One sultry Sunday afternoon they sat within the vine-clad veranda, the strains of the violin and guitar blending on the languorous, perfumed air. As the last notes died away Kate exclaimed,—

"I never had any one accompany me who played with so much expression. You give me an altogether different conception of a piece of music; you seem to make it full of new meaning."

"And why not?" Darrell inquired. "Music is a language of itself, capable of infinitely more expression than our spoken language."

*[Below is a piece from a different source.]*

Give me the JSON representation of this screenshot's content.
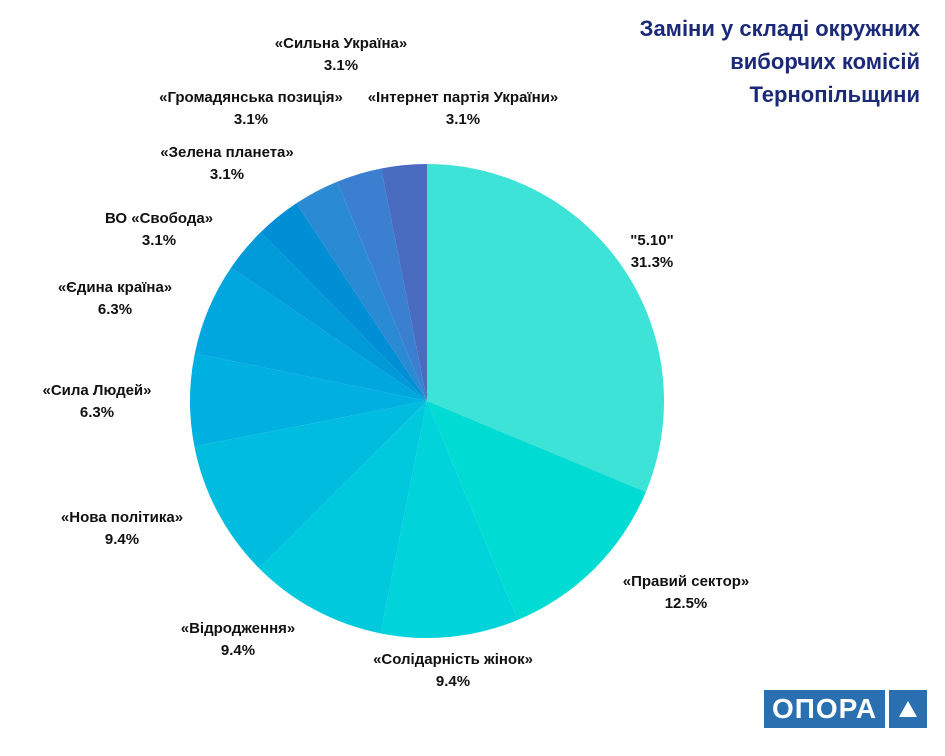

"Who is speaking, then, when you play as you did just now—the soul of the musician or your own?"

"The musician's; I am only the interpreter. The more perfect the harmony or sympathy between his soul, as expressed in the music, and mine, the truer will be the rendering I give. A fine elocutionist will reveal the beauties of a classic poem to hundreds who, of themselves, might never have understood it; but the poem is not his, he is only the poet's interpreter."

"If you call that piece of music which you have just rendered only an interpretation," Kate answered, in a low tone, "I only wish that I could for once hear your own soul speaking through the violin!"

Darrell smiled. "Do you really wish it?" he asked, after a pause, looking into the wistful brown eyes.

"I do."

She was seated in a low hammock, swinging gently to and fro. He sat at a little distance from her feet, on the topmost of the broad stairs, his back against one of the large, vine-wreathed columns, Duke stretched full length beside him.